New protein bands were found by SDS-PAGE 72 h after seedlings were inoculated with the fungus and OA. A 27.5-kDa protein was consistently induced by the fungus, and a 54.8-kDa protein was induced by OA. Two to five bands disappeared in susceptible varieties after inoculation. The 54.8-kDa protein was prepared to immunize rabbits and the antiserum was collected. Double-agar diffusion testing proved that the 54.8-kDa protein was not peroxidase from horseradish or rape leaves. Whether these new proteins are OAO or other functioning enzymes needs to be ascertained.

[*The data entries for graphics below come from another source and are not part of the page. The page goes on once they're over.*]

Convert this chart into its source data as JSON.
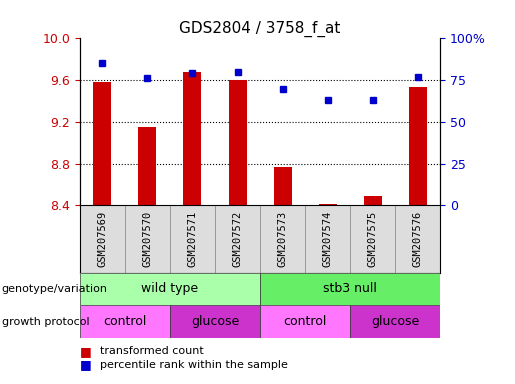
{
  "title": "GDS2804 / 3758_f_at",
  "samples": [
    "GSM207569",
    "GSM207570",
    "GSM207571",
    "GSM207572",
    "GSM207573",
    "GSM207574",
    "GSM207575",
    "GSM207576"
  ],
  "transformed_count": [
    9.58,
    9.15,
    9.68,
    9.6,
    8.77,
    8.41,
    8.49,
    9.53
  ],
  "percentile_rank": [
    85,
    76,
    79,
    80,
    70,
    63,
    63,
    77
  ],
  "ylim_left": [
    8.4,
    10.0
  ],
  "ylim_right": [
    0,
    100
  ],
  "yticks_left": [
    8.4,
    8.8,
    9.2,
    9.6,
    10.0
  ],
  "yticks_right": [
    0,
    25,
    50,
    75,
    100
  ],
  "bar_color": "#cc0000",
  "dot_color": "#0000cc",
  "bar_bottom": 8.4,
  "genotype": [
    {
      "label": "wild type",
      "start": 0,
      "end": 4,
      "color": "#aaffaa"
    },
    {
      "label": "stb3 null",
      "start": 4,
      "end": 8,
      "color": "#66ee66"
    }
  ],
  "growth": [
    {
      "label": "control",
      "start": 0,
      "end": 2,
      "color": "#ff77ff"
    },
    {
      "label": "glucose",
      "start": 2,
      "end": 4,
      "color": "#cc33cc"
    },
    {
      "label": "control",
      "start": 4,
      "end": 6,
      "color": "#ff77ff"
    },
    {
      "label": "glucose",
      "start": 6,
      "end": 8,
      "color": "#cc33cc"
    }
  ],
  "left_label_color": "#cc0000",
  "right_label_color": "#0000cc",
  "tick_label_fontsize": 7.5,
  "title_fontsize": 11,
  "bar_width": 0.4
}
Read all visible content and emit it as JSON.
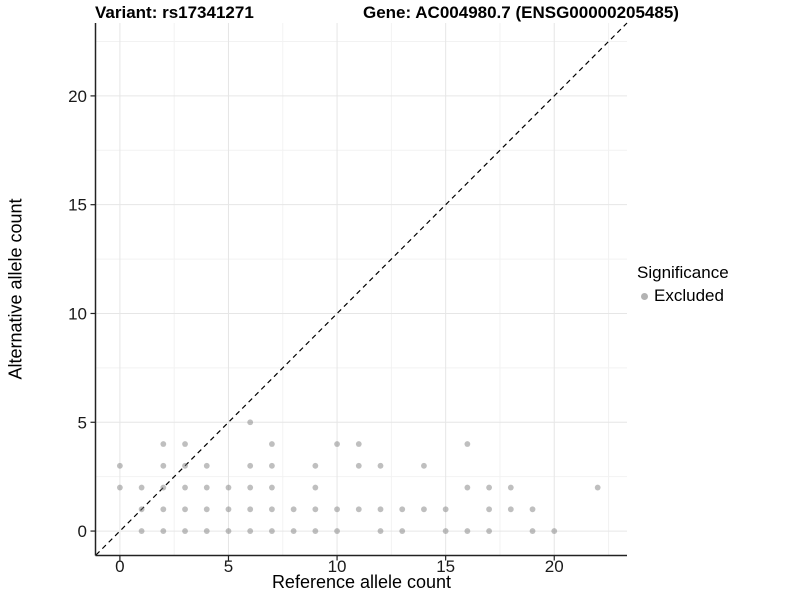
{
  "chart_data": {
    "type": "scatter",
    "titles": {
      "left": "Variant: rs17341271",
      "right": "Gene: AC004980.7 (ENSG00000205485)"
    },
    "xlabel": "Reference allele count",
    "ylabel": "Alternative allele count",
    "xlim": [
      -1.1,
      23.35
    ],
    "ylim": [
      -1.1,
      23.35
    ],
    "x_ticks": [
      0,
      5,
      10,
      15,
      20
    ],
    "y_ticks": [
      0,
      5,
      10,
      15,
      20
    ],
    "minor_ticks": [
      2.5,
      7.5,
      12.5,
      17.5,
      22.5
    ],
    "grid": true,
    "identity_line": {
      "style": "dashed",
      "from_corner": "bottom-left",
      "to_corner": "top-right",
      "color": "#000000"
    },
    "legend": {
      "position": "right",
      "title": "Significance",
      "entries": [
        {
          "label": "Excluded",
          "color": "#b3b3b3"
        }
      ]
    },
    "style": {
      "grid_major": "#e6e6e6",
      "grid_minor": "#f2f2f2",
      "axis_line": "#222222",
      "tick_color": "#1a1a1a",
      "tick_font_px": 17
    },
    "series": [
      {
        "name": "Excluded",
        "color": "#7f7f7f",
        "opacity": 0.5,
        "points": [
          [
            1,
            0
          ],
          [
            2,
            0
          ],
          [
            3,
            0
          ],
          [
            4,
            0
          ],
          [
            5,
            0
          ],
          [
            6,
            0
          ],
          [
            7,
            0
          ],
          [
            8,
            0
          ],
          [
            9,
            0
          ],
          [
            10,
            0
          ],
          [
            12,
            0
          ],
          [
            13,
            0
          ],
          [
            15,
            0
          ],
          [
            16,
            0
          ],
          [
            17,
            0
          ],
          [
            19,
            0
          ],
          [
            20,
            0
          ],
          [
            1,
            1
          ],
          [
            2,
            1
          ],
          [
            3,
            1
          ],
          [
            4,
            1
          ],
          [
            5,
            1
          ],
          [
            6,
            1
          ],
          [
            7,
            1
          ],
          [
            8,
            1
          ],
          [
            9,
            1
          ],
          [
            10,
            1
          ],
          [
            11,
            1
          ],
          [
            12,
            1
          ],
          [
            13,
            1
          ],
          [
            14,
            1
          ],
          [
            15,
            1
          ],
          [
            17,
            1
          ],
          [
            18,
            1
          ],
          [
            19,
            1
          ],
          [
            0,
            2
          ],
          [
            1,
            2
          ],
          [
            2,
            2
          ],
          [
            3,
            2
          ],
          [
            4,
            2
          ],
          [
            5,
            2
          ],
          [
            6,
            2
          ],
          [
            7,
            2
          ],
          [
            9,
            2
          ],
          [
            16,
            2
          ],
          [
            17,
            2
          ],
          [
            18,
            2
          ],
          [
            22,
            2
          ],
          [
            0,
            3
          ],
          [
            2,
            3
          ],
          [
            3,
            3
          ],
          [
            4,
            3
          ],
          [
            6,
            3
          ],
          [
            7,
            3
          ],
          [
            9,
            3
          ],
          [
            11,
            3
          ],
          [
            12,
            3
          ],
          [
            14,
            3
          ],
          [
            2,
            4
          ],
          [
            3,
            4
          ],
          [
            7,
            4
          ],
          [
            10,
            4
          ],
          [
            11,
            4
          ],
          [
            16,
            4
          ],
          [
            6,
            5
          ]
        ]
      }
    ]
  }
}
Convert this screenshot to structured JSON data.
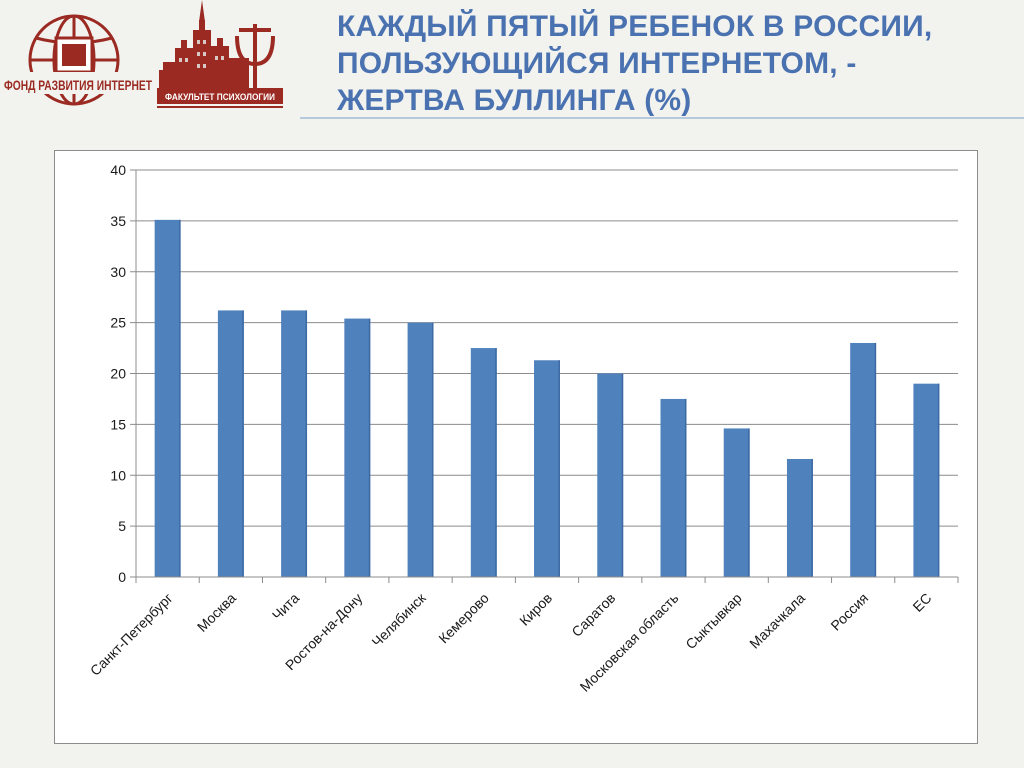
{
  "header": {
    "title_lines": [
      "КАЖДЫЙ ПЯТЫЙ РЕБЕНОК В РОССИИ,",
      "ПОЛЬЗУЮЩИЙСЯ ИНТЕРНЕТОМ, -",
      "ЖЕРТВА БУЛЛИНГА (%)"
    ],
    "logo_fund_text": "ФОНД РАЗВИТИЯ ИНТЕРНЕТ",
    "logo_psy_text": "ФАКУЛЬТЕТ ПСИХОЛОГИИ"
  },
  "colors": {
    "title": "#4a72b0",
    "bar": "#4f81bd",
    "logo": "#9b2a22",
    "grid": "#8c8c8c"
  },
  "chart_data": {
    "type": "bar",
    "title": "",
    "xlabel": "",
    "ylabel": "",
    "ylim": [
      0,
      40
    ],
    "yticks": [
      0,
      5,
      10,
      15,
      20,
      25,
      30,
      35,
      40
    ],
    "grid": true,
    "legend": "none",
    "categories": [
      "Санкт-Петербург",
      "Москва",
      "Чита",
      "Ростов-на-Дону",
      "Челябинск",
      "Кемерово",
      "Киров",
      "Саратов",
      "Московская область",
      "Сыктывкар",
      "Махачкала",
      "Россия",
      "ЕС"
    ],
    "values": [
      35.1,
      26.2,
      26.2,
      25.4,
      25.0,
      22.5,
      21.3,
      20.0,
      17.5,
      14.6,
      11.6,
      23.0,
      19.0
    ]
  }
}
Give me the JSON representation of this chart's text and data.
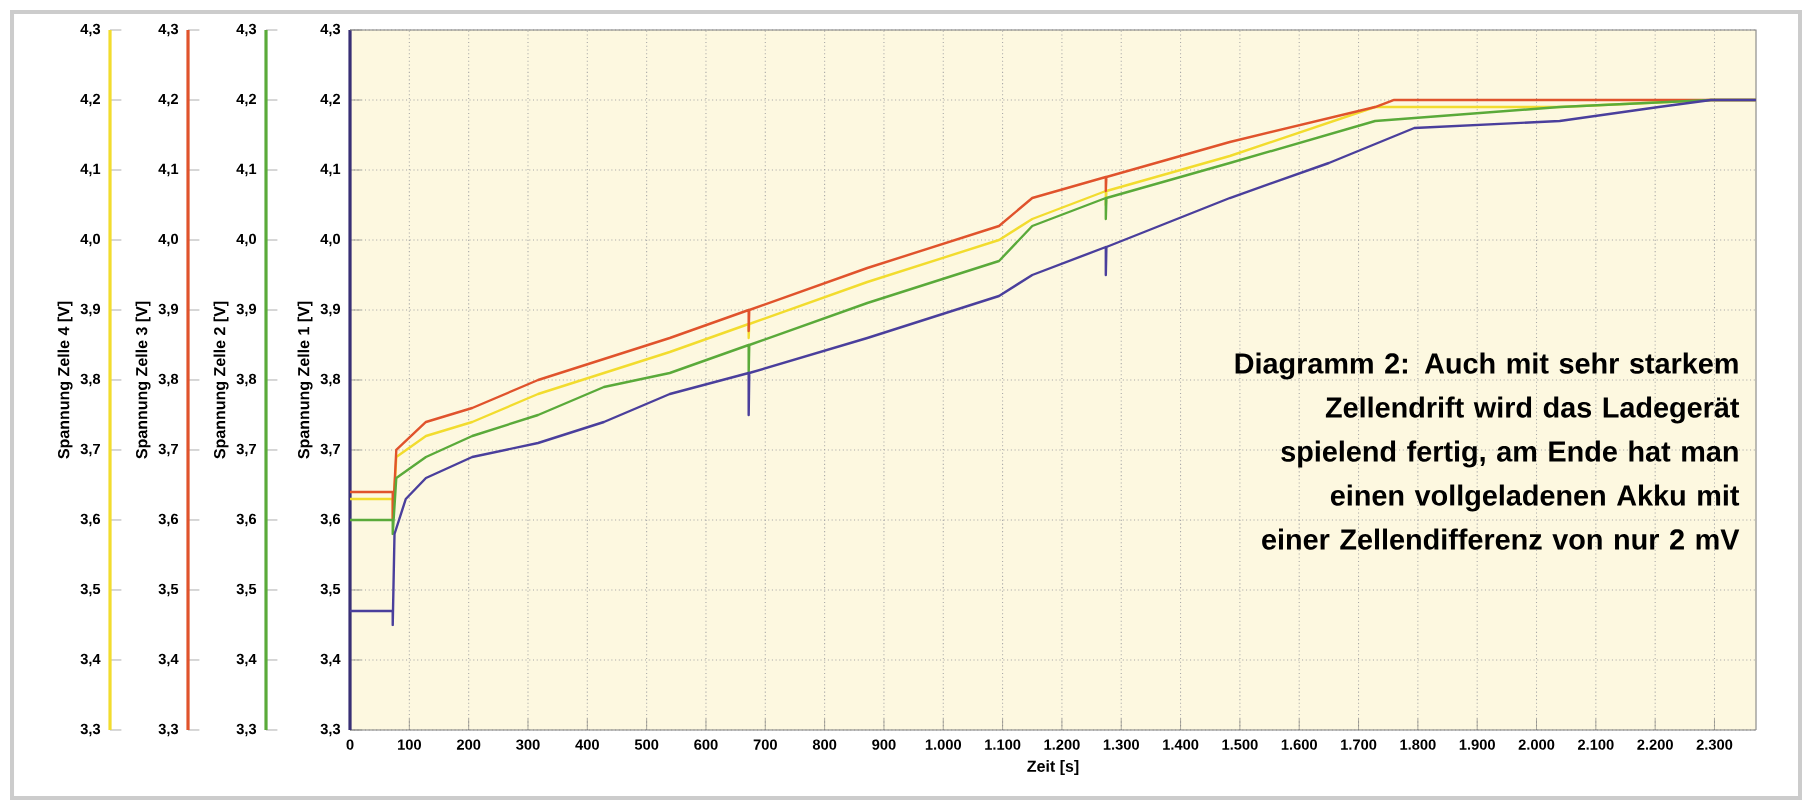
{
  "chart_data": {
    "type": "line",
    "xlabel": "Zeit [s]",
    "ylabel": "Spannung Zelle 1 [V]",
    "xlim": [
      0,
      2370
    ],
    "xticks": [
      0,
      100,
      200,
      300,
      400,
      500,
      600,
      700,
      800,
      900,
      {
        "value": 1000,
        "label": "1.000"
      },
      {
        "value": 1100,
        "label": "1.100"
      },
      {
        "value": 1200,
        "label": "1.200"
      },
      {
        "value": 1300,
        "label": "1.300"
      },
      {
        "value": 1400,
        "label": "1.400"
      },
      {
        "value": 1500,
        "label": "1.500"
      },
      {
        "value": 1600,
        "label": "1.600"
      },
      {
        "value": 1700,
        "label": "1.700"
      },
      {
        "value": 1800,
        "label": "1.800"
      },
      {
        "value": 1900,
        "label": "1.900"
      },
      {
        "value": 2000,
        "label": "2.000"
      },
      {
        "value": 2100,
        "label": "2.100"
      },
      {
        "value": 2200,
        "label": "2.200"
      },
      {
        "value": 2300,
        "label": "2.300"
      }
    ],
    "ylim": [
      3.3,
      4.3
    ],
    "yticks": [
      {
        "value": 3.3,
        "label": "3,3"
      },
      {
        "value": 3.4,
        "label": "3,4"
      },
      {
        "value": 3.5,
        "label": "3,5"
      },
      {
        "value": 3.6,
        "label": "3,6"
      },
      {
        "value": 3.7,
        "label": "3,7"
      },
      {
        "value": 3.8,
        "label": "3,8"
      },
      {
        "value": 3.9,
        "label": "3,9"
      },
      {
        "value": 4.0,
        "label": "4,0"
      },
      {
        "value": 4.1,
        "label": "4,1"
      },
      {
        "value": 4.2,
        "label": "4,2"
      },
      {
        "value": 4.3,
        "label": "4,3"
      }
    ],
    "grid": true,
    "annotations": [
      "Diagramm 2: Auch mit sehr starkem Zellendrift wird das Ladegerät spielend fertig, am Ende hat man einen vollgeladenen Akku mit einer Zellendifferenz von nur 2 mV",
      "Spannung Zelle 2 [V]",
      "Spannung Zelle 3 [V]",
      "Spannung Zelle 4 [V]"
    ],
    "series": [
      {
        "color": "#4a3f9c",
        "x": [
          0,
          72,
          72,
          75,
          94,
          128,
          206,
          317,
          428,
          539,
          672,
          672,
          673,
          872,
          1094,
          1150,
          1274,
          1274,
          1275,
          1483,
          1650,
          1794,
          2039,
          2206,
          2294,
          2370
        ],
        "values": [
          3.47,
          3.47,
          3.45,
          3.58,
          3.63,
          3.66,
          3.69,
          3.71,
          3.74,
          3.78,
          3.81,
          3.75,
          3.81,
          3.86,
          3.92,
          3.95,
          3.99,
          3.95,
          3.99,
          4.06,
          4.11,
          4.16,
          4.17,
          4.19,
          4.2,
          4.2
        ]
      },
      {
        "color": "#5aaa3a",
        "x": [
          0,
          72,
          72,
          78,
          128,
          206,
          317,
          428,
          539,
          672,
          672,
          673,
          872,
          1094,
          1150,
          1274,
          1274,
          1275,
          1483,
          1728,
          2039,
          2294,
          2370
        ],
        "values": [
          3.6,
          3.6,
          3.58,
          3.66,
          3.69,
          3.72,
          3.75,
          3.79,
          3.81,
          3.85,
          3.81,
          3.85,
          3.91,
          3.97,
          4.02,
          4.06,
          4.03,
          4.06,
          4.11,
          4.17,
          4.19,
          4.2,
          4.2
        ]
      },
      {
        "color": "#e0532c",
        "x": [
          0,
          72,
          72,
          78,
          128,
          206,
          317,
          428,
          539,
          672,
          672,
          673,
          872,
          1094,
          1150,
          1274,
          1274,
          1275,
          1483,
          1728,
          1760,
          2370
        ],
        "values": [
          3.64,
          3.64,
          3.6,
          3.7,
          3.74,
          3.76,
          3.8,
          3.83,
          3.86,
          3.9,
          3.87,
          3.9,
          3.96,
          4.02,
          4.06,
          4.09,
          4.07,
          4.09,
          4.14,
          4.19,
          4.2,
          4.2
        ]
      },
      {
        "color": "#f2dc2e",
        "x": [
          0,
          72,
          72,
          78,
          128,
          206,
          317,
          428,
          539,
          672,
          672,
          673,
          872,
          1094,
          1150,
          1274,
          1274,
          1275,
          1483,
          1728,
          2039,
          2294,
          2370
        ],
        "values": [
          3.63,
          3.63,
          3.6,
          3.69,
          3.72,
          3.74,
          3.78,
          3.81,
          3.84,
          3.88,
          3.86,
          3.88,
          3.94,
          4.0,
          4.03,
          4.07,
          4.05,
          4.07,
          4.12,
          4.19,
          4.19,
          4.2,
          4.2
        ]
      }
    ]
  }
}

In conclusion, the studies showed that the following factors contributed toward higher resistance in resistant varieties than susceptible ones: the limited uptake and transport of OA, high rate of metabolism of OA by leaves and more increase of PO, OAO and SOD activity induced by OA or the fungus. The oxidation of H2C2O4 promoted by oxidation of polyphenols in which the first reaction product, H2O2, served as a substrate of the second reaction might play a role in the process of resistance.